# New Wellington



## The Basket (Sep 19, 2007)

BBC NEWS | England | Surrey | War veterans reunited with bomber

New British bomber on display...pulled from Loch Ness when some eejits were trying to find Nessie!


----------



## Thorlifter (Sep 19, 2007)

It's always nice to get another bird restored. 10 years of restoration!!!! That was a big project.


----------



## comiso90 (Sep 19, 2007)

Welcome back, Wellington!


----------



## ccheese (Sep 19, 2007)

One of only two ! WOW ! I'll bet they are a proud bunch !

Charles


----------



## timshatz (Sep 19, 2007)

Pretty cool. Glad they found it.


----------



## DerAdlerIstGelandet (Sep 19, 2007)

She looks great now!
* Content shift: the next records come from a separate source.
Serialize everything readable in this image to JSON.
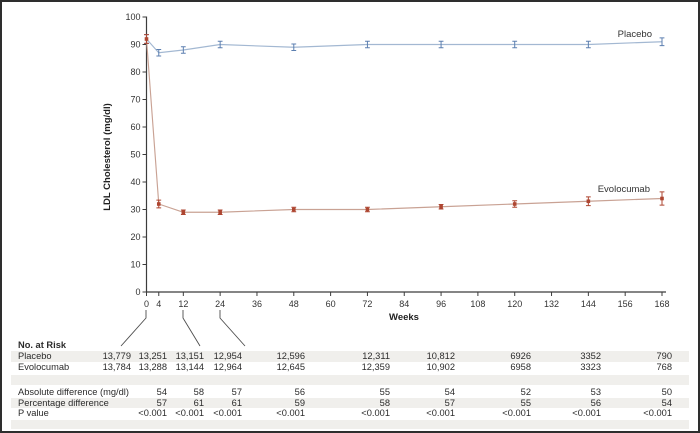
{
  "chart_data": {
    "type": "line",
    "title": "",
    "xlabel": "Weeks",
    "ylabel": "LDL Cholesterol (mg/dl)",
    "xlim": [
      0,
      168
    ],
    "ylim": [
      0,
      100
    ],
    "grid": false,
    "x_ticks": [
      0,
      4,
      12,
      24,
      36,
      48,
      60,
      72,
      84,
      96,
      108,
      120,
      132,
      144,
      156,
      168
    ],
    "y_ticks": [
      0,
      10,
      20,
      30,
      40,
      50,
      60,
      70,
      80,
      90,
      100
    ],
    "x": [
      0,
      4,
      12,
      24,
      48,
      72,
      96,
      120,
      144,
      168
    ],
    "series": [
      {
        "name": "Placebo",
        "values": [
          92,
          87,
          88,
          90,
          89,
          90,
          90,
          90,
          90,
          91
        ],
        "err": [
          1.6,
          1.2,
          1.2,
          1.2,
          1.2,
          1.2,
          1.2,
          1.2,
          1.2,
          1.4
        ],
        "line_color": "#a3b8d2",
        "accent_color": "#5c7fb0",
        "marker": "none",
        "legend_position": "above line, right end"
      },
      {
        "name": "Evolocumab",
        "values": [
          92,
          32,
          29,
          29,
          30,
          30,
          31,
          32,
          33,
          34
        ],
        "err": [
          1.6,
          1.4,
          0.8,
          0.8,
          0.8,
          0.8,
          0.8,
          1.2,
          1.6,
          2.4
        ],
        "line_color": "#c9a294",
        "accent_color": "#ae4631",
        "marker": "square",
        "legend_position": "above line, right end"
      }
    ],
    "colors": {
      "axis": "#3c3c3c",
      "callout": "#4d4d4d"
    }
  },
  "risk_table": {
    "header": "No. at Risk",
    "band_color": "#f0efec",
    "columns_weeks": [
      0,
      4,
      12,
      24,
      48,
      72,
      96,
      120,
      144,
      168
    ],
    "rows": [
      {
        "label": "Placebo",
        "values": [
          "13,779",
          "13,251",
          "13,151",
          "12,954",
          "12,596",
          "12,311",
          "10,812",
          "6926",
          "3352",
          "790"
        ]
      },
      {
        "label": "Evolocumab",
        "values": [
          "13,784",
          "13,288",
          "13,144",
          "12,964",
          "12,645",
          "12,359",
          "10,902",
          "6958",
          "3323",
          "768"
        ]
      }
    ],
    "stat_rows": [
      {
        "label": "Absolute difference (mg/dl)",
        "values": [
          "54",
          "58",
          "57",
          "56",
          "55",
          "54",
          "52",
          "53",
          "50"
        ]
      },
      {
        "label": "Percentage difference",
        "values": [
          "57",
          "61",
          "61",
          "59",
          "58",
          "57",
          "55",
          "56",
          "54"
        ]
      },
      {
        "label": "P value",
        "values": [
          "<0.001",
          "<0.001",
          "<0.001",
          "<0.001",
          "<0.001",
          "<0.001",
          "<0.001",
          "<0.001",
          "<0.001"
        ]
      }
    ]
  }
}
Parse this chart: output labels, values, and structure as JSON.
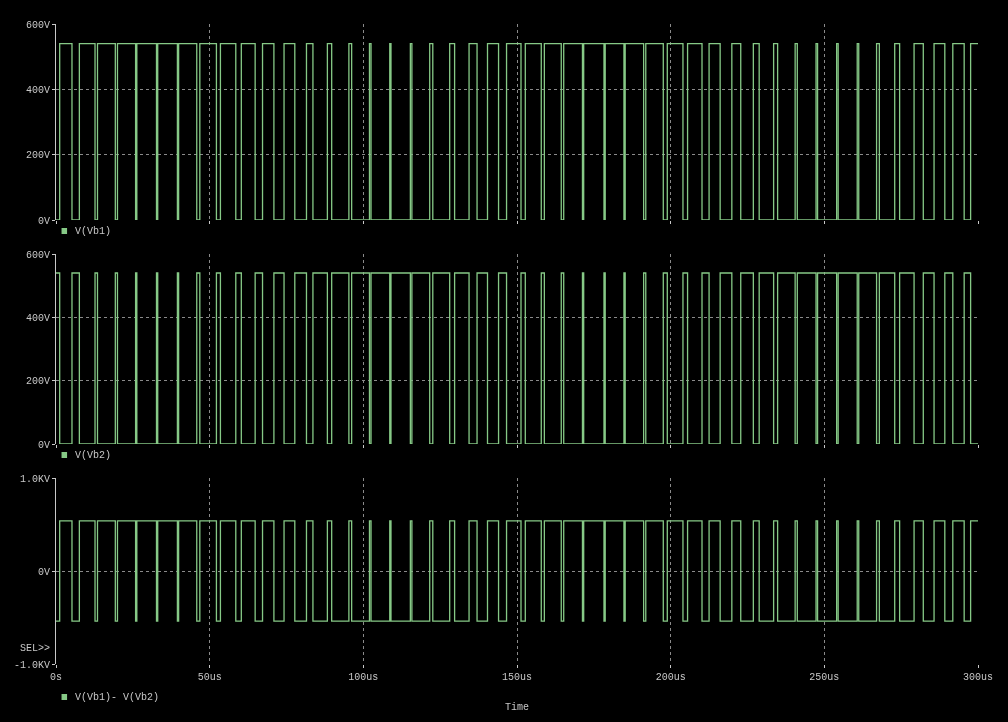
{
  "chart_data": [
    {
      "type": "step",
      "x": [
        0,
        1.2,
        5.2,
        7.6,
        12.7,
        13.5,
        19.3,
        20.0,
        25.9,
        26.3,
        32.7,
        33.1,
        39.5,
        39.9,
        45.8,
        46.8,
        52.2,
        53.5,
        58.5,
        60.3,
        64.8,
        67.2,
        70.9,
        74.2,
        77.7,
        81.5,
        83.6,
        88.3,
        89.7,
        95.3,
        96.2,
        102.0,
        102.5,
        108.6,
        109.0,
        115.3,
        115.8,
        121.6,
        122.6,
        128.1,
        129.7,
        134.4,
        137.0,
        140.4,
        144.0,
        146.6,
        151.3,
        152.7,
        157.9,
        158.9,
        164.4,
        165.2,
        171.3,
        171.7,
        178.3,
        178.7,
        184.8,
        185.2,
        191.2,
        191.9,
        197.6,
        198.9,
        204.0,
        205.5,
        210.2,
        212.5,
        216.1,
        219.9,
        222.8,
        226.9,
        228.8,
        233.5,
        234.8,
        240.5,
        241.2,
        247.3,
        247.8,
        254.0,
        254.5,
        260.7,
        261.2,
        267.0,
        267.9,
        272.9,
        274.5,
        279.2,
        282.2,
        285.7,
        289.2,
        291.8,
        295.5,
        297.6,
        300
      ],
      "series": [
        {
          "name": "V(Vb1)",
          "color": "#86c986",
          "values": [
            0,
            540,
            0,
            540,
            0,
            540,
            0,
            540,
            0,
            540,
            0,
            540,
            0,
            540,
            0,
            540,
            0,
            540,
            0,
            540,
            0,
            540,
            0,
            540,
            0,
            540,
            0,
            540,
            0,
            540,
            0,
            540,
            0,
            540,
            0,
            540,
            0,
            540,
            0,
            540,
            0,
            540,
            0,
            540,
            0,
            540,
            0,
            540,
            0,
            540,
            0,
            540,
            0,
            540,
            0,
            540,
            0,
            540,
            0,
            540,
            0,
            540,
            0,
            540,
            0,
            540,
            0,
            540,
            0,
            540,
            0,
            540,
            0,
            540,
            0,
            540,
            0,
            540,
            0,
            540,
            0,
            540,
            0,
            540,
            0,
            540,
            0,
            540,
            0,
            540,
            0,
            540,
            540
          ]
        }
      ],
      "xlim": [
        0,
        300
      ],
      "xticks": [
        {
          "value": 0,
          "label": null
        },
        {
          "value": 50,
          "label": null
        },
        {
          "value": 100,
          "label": null
        },
        {
          "value": 150,
          "label": null
        },
        {
          "value": 200,
          "label": null
        },
        {
          "value": 250,
          "label": null
        },
        {
          "value": 300,
          "label": null
        }
      ],
      "ylim": [
        0,
        600
      ],
      "yticks": [
        {
          "value": 0,
          "label": "0V"
        },
        {
          "value": 200,
          "label": "200V"
        },
        {
          "value": 400,
          "label": "400V"
        },
        {
          "value": 600,
          "label": "600V"
        }
      ],
      "tick_labels": "y",
      "grid": true
    },
    {
      "type": "step",
      "x": [
        0,
        1.2,
        5.2,
        7.6,
        12.7,
        13.5,
        19.3,
        20.0,
        25.9,
        26.3,
        32.7,
        33.1,
        39.5,
        39.9,
        45.8,
        46.8,
        52.2,
        53.5,
        58.5,
        60.3,
        64.8,
        67.2,
        70.9,
        74.2,
        77.7,
        81.5,
        83.6,
        88.3,
        89.7,
        95.3,
        96.2,
        102.0,
        102.5,
        108.6,
        109.0,
        115.3,
        115.8,
        121.6,
        122.6,
        128.1,
        129.7,
        134.4,
        137.0,
        140.4,
        144.0,
        146.6,
        151.3,
        152.7,
        157.9,
        158.9,
        164.4,
        165.2,
        171.3,
        171.7,
        178.3,
        178.7,
        184.8,
        185.2,
        191.2,
        191.9,
        197.6,
        198.9,
        204.0,
        205.5,
        210.2,
        212.5,
        216.1,
        219.9,
        222.8,
        226.9,
        228.8,
        233.5,
        234.8,
        240.5,
        241.2,
        247.3,
        247.8,
        254.0,
        254.5,
        260.7,
        261.2,
        267.0,
        267.9,
        272.9,
        274.5,
        279.2,
        282.2,
        285.7,
        289.2,
        291.8,
        295.5,
        297.6,
        300
      ],
      "series": [
        {
          "name": "V(Vb2)",
          "color": "#86c986",
          "values": [
            540,
            0,
            540,
            0,
            540,
            0,
            540,
            0,
            540,
            0,
            540,
            0,
            540,
            0,
            540,
            0,
            540,
            0,
            540,
            0,
            540,
            0,
            540,
            0,
            540,
            0,
            540,
            0,
            540,
            0,
            540,
            0,
            540,
            0,
            540,
            0,
            540,
            0,
            540,
            0,
            540,
            0,
            540,
            0,
            540,
            0,
            540,
            0,
            540,
            0,
            540,
            0,
            540,
            0,
            540,
            0,
            540,
            0,
            540,
            0,
            540,
            0,
            540,
            0,
            540,
            0,
            540,
            0,
            540,
            0,
            540,
            0,
            540,
            0,
            540,
            0,
            540,
            0,
            540,
            0,
            540,
            0,
            540,
            0,
            540,
            0,
            540,
            0,
            540,
            0,
            540,
            0,
            0
          ]
        }
      ],
      "xlim": [
        0,
        300
      ],
      "xticks": [
        {
          "value": 0,
          "label": null
        },
        {
          "value": 50,
          "label": null
        },
        {
          "value": 100,
          "label": null
        },
        {
          "value": 150,
          "label": null
        },
        {
          "value": 200,
          "label": null
        },
        {
          "value": 250,
          "label": null
        },
        {
          "value": 300,
          "label": null
        }
      ],
      "ylim": [
        0,
        600
      ],
      "yticks": [
        {
          "value": 0,
          "label": "0V"
        },
        {
          "value": 200,
          "label": "200V"
        },
        {
          "value": 400,
          "label": "400V"
        },
        {
          "value": 600,
          "label": "600V"
        }
      ],
      "tick_labels": "y",
      "grid": true
    },
    {
      "type": "step",
      "x": [
        0,
        1.2,
        5.2,
        7.6,
        12.7,
        13.5,
        19.3,
        20.0,
        25.9,
        26.3,
        32.7,
        33.1,
        39.5,
        39.9,
        45.8,
        46.8,
        52.2,
        53.5,
        58.5,
        60.3,
        64.8,
        67.2,
        70.9,
        74.2,
        77.7,
        81.5,
        83.6,
        88.3,
        89.7,
        95.3,
        96.2,
        102.0,
        102.5,
        108.6,
        109.0,
        115.3,
        115.8,
        121.6,
        122.6,
        128.1,
        129.7,
        134.4,
        137.0,
        140.4,
        144.0,
        146.6,
        151.3,
        152.7,
        157.9,
        158.9,
        164.4,
        165.2,
        171.3,
        171.7,
        178.3,
        178.7,
        184.8,
        185.2,
        191.2,
        191.9,
        197.6,
        198.9,
        204.0,
        205.5,
        210.2,
        212.5,
        216.1,
        219.9,
        222.8,
        226.9,
        228.8,
        233.5,
        234.8,
        240.5,
        241.2,
        247.3,
        247.8,
        254.0,
        254.5,
        260.7,
        261.2,
        267.0,
        267.9,
        272.9,
        274.5,
        279.2,
        282.2,
        285.7,
        289.2,
        291.8,
        295.5,
        297.6,
        300
      ],
      "series": [
        {
          "name": "V(Vb1)- V(Vb2)",
          "color": "#86c986",
          "values": [
            -0.54,
            0.54,
            -0.54,
            0.54,
            -0.54,
            0.54,
            -0.54,
            0.54,
            -0.54,
            0.54,
            -0.54,
            0.54,
            -0.54,
            0.54,
            -0.54,
            0.54,
            -0.54,
            0.54,
            -0.54,
            0.54,
            -0.54,
            0.54,
            -0.54,
            0.54,
            -0.54,
            0.54,
            -0.54,
            0.54,
            -0.54,
            0.54,
            -0.54,
            0.54,
            -0.54,
            0.54,
            -0.54,
            0.54,
            -0.54,
            0.54,
            -0.54,
            0.54,
            -0.54,
            0.54,
            -0.54,
            0.54,
            -0.54,
            0.54,
            -0.54,
            0.54,
            -0.54,
            0.54,
            -0.54,
            0.54,
            -0.54,
            0.54,
            -0.54,
            0.54,
            -0.54,
            0.54,
            -0.54,
            0.54,
            -0.54,
            0.54,
            -0.54,
            0.54,
            -0.54,
            0.54,
            -0.54,
            0.54,
            -0.54,
            0.54,
            -0.54,
            0.54,
            -0.54,
            0.54,
            -0.54,
            0.54,
            -0.54,
            0.54,
            -0.54,
            0.54,
            -0.54,
            0.54,
            -0.54,
            0.54,
            -0.54,
            0.54,
            -0.54,
            0.54,
            -0.54,
            0.54,
            -0.54,
            0.54,
            0.54
          ]
        }
      ],
      "xlabel": "Time",
      "annotations": [
        "SEL>>"
      ],
      "xlim": [
        0,
        300
      ],
      "xticks": [
        {
          "value": 0,
          "label": "0s"
        },
        {
          "value": 50,
          "label": "50us"
        },
        {
          "value": 100,
          "label": "100us"
        },
        {
          "value": 150,
          "label": "150us"
        },
        {
          "value": 200,
          "label": "200us"
        },
        {
          "value": 250,
          "label": "250us"
        },
        {
          "value": 300,
          "label": "300us"
        }
      ],
      "ylim": [
        -1.0,
        1.0
      ],
      "yticks": [
        {
          "value": -1.0,
          "label": "-1.0KV"
        },
        {
          "value": 0,
          "label": "0V"
        },
        {
          "value": 1.0,
          "label": "1.0KV"
        }
      ],
      "grid": true
    }
  ]
}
Glad she was restorable.


----------



## Gnomey (Sep 19, 2007)

Yeah she does look good. Good work on the restoration for sure.


----------



## v2 (Sep 19, 2007)

Great!


----------



## The Basket (Sep 19, 2007)

It was designed by Barnes Wallis...who also did bouncing bombs of dambusters and tallboy bomb.

The lattice or geodectic design is obvious in the pic and why the aircraft wasn't fully restored. The lattice gave strength but light and gave a strong internal structure. Allowing the Wimpey to survive battle damage. The Lattice structure was a Wallis trademark.

An honourable tribute to the first years of Bomber Command.


----------



## Wildcat (Sep 19, 2007)

Very cool


----------



## Matt308 (Sep 20, 2007)

My favorite British bomber. Very nice.


----------